He Came Down from Heaven for Our Salvation
Christmas is the celebration of the Incarnation of God: “And the Word became flesh and dwelt among us” (John 1:14). But why did God become human? Many people say that the only reason Christ was born was to save us from our flawed human nature. We know that Adam and Eve became subject to pain, suffering and physical death through their disobedience against God. From that moment, it seems that sin – against one’s own self, against others, and against God – became a basic human trait.
Without being aware, we slip into a mode of thinking where we believe that the whole reason why God became Man was only to save us from our sinful state and its consequences. This is part of the reason. After all, it is true that our Church services are full of the language of salvation. For example, during the Liturgy in most Sundays in the Church Year we chant, “Save us O Son of God, who rose from the dead.”
God loves us. He feels compassion for His creation. A phrase the Fathers use, which has become absorbed into our prayers is, “through the compassion which comes from the love of mankind.” Out of this compassion, He came down from Heaven, He took on flesh, and He saved us. Nevertheless, God was not compelled to come down to Earth to save us. God is above every need or compulsion. We know that He saves us because He is God. Saving us was only a partial reason, however, because the Creed says that Christ came down from Heaven “for us” first and foremost, followed by “for our salvation.”
Sin is the abuse of the free will that God gifted to us. But we must not believe that the abuse of free will, that sin itself, compelled the Word of God to become the God-Man, Jesus Christ. Some Fathers say that God so loved His creation, His children, that He always wanted to be a part of it, and would have become human even if mankind had not fallen.

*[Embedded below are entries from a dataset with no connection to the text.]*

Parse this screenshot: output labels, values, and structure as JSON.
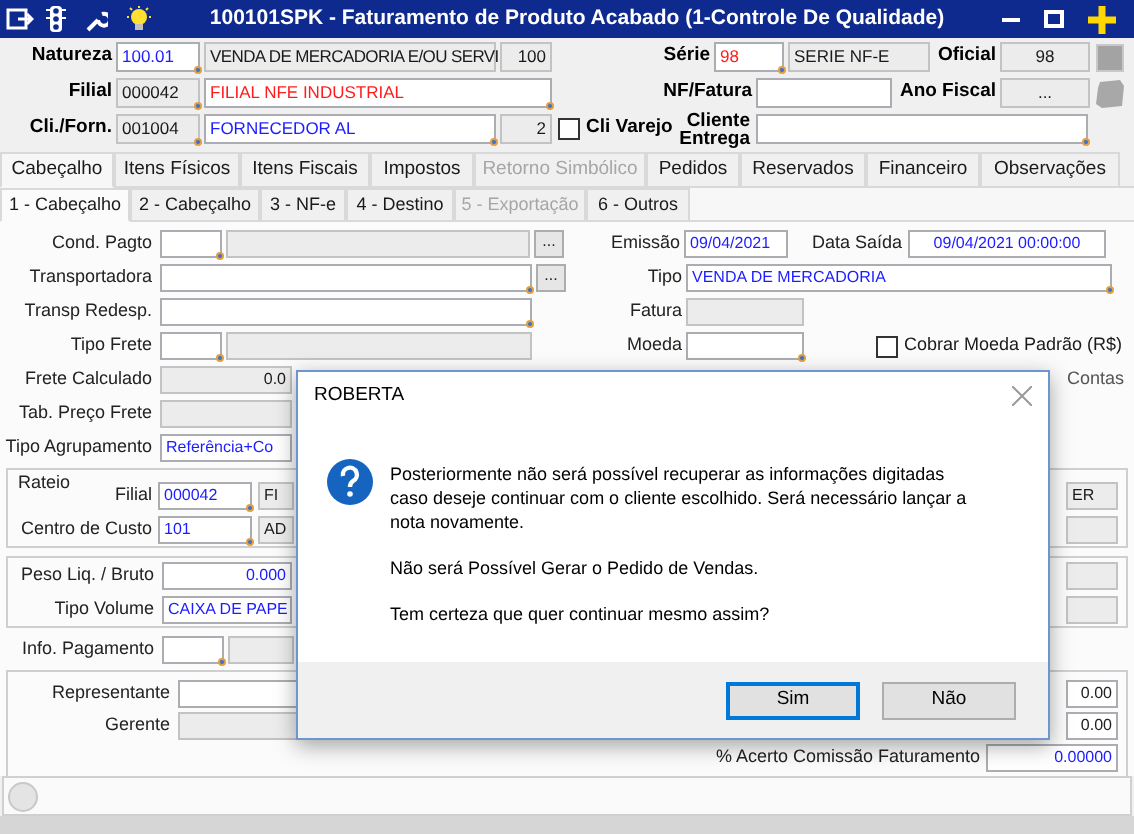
{
  "window": {
    "title": "100101SPK - Faturamento de Produto Acabado (1-Controle De Qualidade)"
  },
  "header": {
    "natureza": {
      "label": "Natureza",
      "code": "100.01",
      "description": "VENDA DE MERCADORIA E/OU SERVI",
      "number": "100"
    },
    "serie": {
      "label": "Série",
      "code": "98",
      "description": "SERIE NF-E"
    },
    "oficial": {
      "label": "Oficial",
      "value": "98"
    },
    "filial": {
      "label": "Filial",
      "code": "000042",
      "description": "FILIAL NFE INDUSTRIAL"
    },
    "nf_fatura": {
      "label": "NF/Fatura"
    },
    "ano_fiscal": {
      "label": "Ano Fiscal",
      "value": "..."
    },
    "cli_forn": {
      "label": "Cli./Forn.",
      "code": "001004",
      "description": "FORNECEDOR AL",
      "number": "2"
    },
    "cli_varejo": {
      "label": "Cli Varejo",
      "checked": false
    },
    "cliente_entrega": {
      "label": "Cliente Entrega"
    }
  },
  "tabs": [
    {
      "label": "Cabeçalho",
      "selected": true,
      "disabled": false
    },
    {
      "label": "Itens Físicos",
      "selected": false,
      "disabled": false
    },
    {
      "label": "Itens Fiscais",
      "selected": false,
      "disabled": false
    },
    {
      "label": "Impostos",
      "selected": false,
      "disabled": false
    },
    {
      "label": "Retorno Simbólico",
      "selected": false,
      "disabled": true
    },
    {
      "label": "Pedidos",
      "selected": false,
      "disabled": false
    },
    {
      "label": "Reservados",
      "selected": false,
      "disabled": false
    },
    {
      "label": "Financeiro",
      "selected": false,
      "disabled": false
    },
    {
      "label": "Observações",
      "selected": false,
      "disabled": false
    }
  ],
  "subtabs": [
    {
      "label": "1 - Cabeçalho",
      "selected": true,
      "disabled": false
    },
    {
      "label": "2 - Cabeçalho",
      "selected": false,
      "disabled": false
    },
    {
      "label": "3 - NF-e",
      "selected": false,
      "disabled": false
    },
    {
      "label": "4 - Destino",
      "selected": false,
      "disabled": false
    },
    {
      "label": "5 - Exportação",
      "selected": false,
      "disabled": true
    },
    {
      "label": "6 - Outros",
      "selected": false,
      "disabled": false
    }
  ],
  "form": {
    "cond_pagto": {
      "label": "Cond. Pagto",
      "button": "..."
    },
    "emissao": {
      "label": "Emissão",
      "value": "09/04/2021"
    },
    "data_saida": {
      "label": "Data Saída",
      "value": "09/04/2021 00:00:00"
    },
    "transportadora": {
      "label": "Transportadora",
      "button": "..."
    },
    "tipo": {
      "label": "Tipo",
      "value": "VENDA DE MERCADORIA"
    },
    "transp_redesp": {
      "label": "Transp Redesp."
    },
    "fatura": {
      "label": "Fatura"
    },
    "tipo_frete": {
      "label": "Tipo Frete"
    },
    "moeda": {
      "label": "Moeda"
    },
    "cobrar_moeda_padrao": {
      "label": "Cobrar Moeda Padrão (R$)",
      "checked": false
    },
    "frete_calculado": {
      "label": "Frete Calculado",
      "value": "0.0"
    },
    "contas": {
      "label": "Contas"
    },
    "tab_preco_frete": {
      "label": "Tab. Preço Frete"
    },
    "tipo_agrupamento": {
      "label": "Tipo Agrupamento",
      "value": "Referência+Co"
    },
    "rateio": {
      "title": "Rateio",
      "filial": {
        "label": "Filial",
        "code": "000042",
        "description": "FI",
        "column_3": "ER"
      },
      "centro_de_custo": {
        "label": "Centro de Custo",
        "code": "101",
        "description": "AD"
      }
    },
    "peso_liq_bruto": {
      "label": "Peso Liq. / Bruto",
      "value": "0.000"
    },
    "tipo_volume": {
      "label": "Tipo Volume",
      "value": "CAIXA DE PAPE"
    },
    "info_pagamento": {
      "label": "Info. Pagamento"
    },
    "representante": {
      "label": "Representante",
      "column_2": "0.00"
    },
    "gerente": {
      "label": "Gerente",
      "column_2": "0.00"
    },
    "acerto_comissao": {
      "label": "% Acerto Comissão Faturamento",
      "value": "0.00000"
    }
  },
  "dialog": {
    "title": "ROBERTA",
    "message": "Posteriormente não será possível recuperar as informações digitadas caso deseje continuar com o cliente escolhido. Será necessário lançar a nota novamente.",
    "note": "Não será Possível Gerar o Pedido de Vendas.",
    "question": "Tem certeza que quer continuar mesmo assim?",
    "buttons": [
      {
        "label": "Sim",
        "focused": true
      },
      {
        "label": "Não",
        "focused": false
      }
    ]
  }
}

As St Nicholas Cabasilas, explains, “man was originally fashioned according to a kind of yardstick and criterion … to be capable of receiving God. And God did not create human nature with any other purpose in mind … rather, He created it with this end in view, that, when it was fitting for Him to be born, He might receive His Mother from it; having first established this purpose [the Incarnation] as a kind of standard, He then fashioned man in accordance with it.” This is the climax of everything set in motion with the Birth of Christ. God made us with the purpose of becoming one with us. We were created to receive God. What could be more joyous?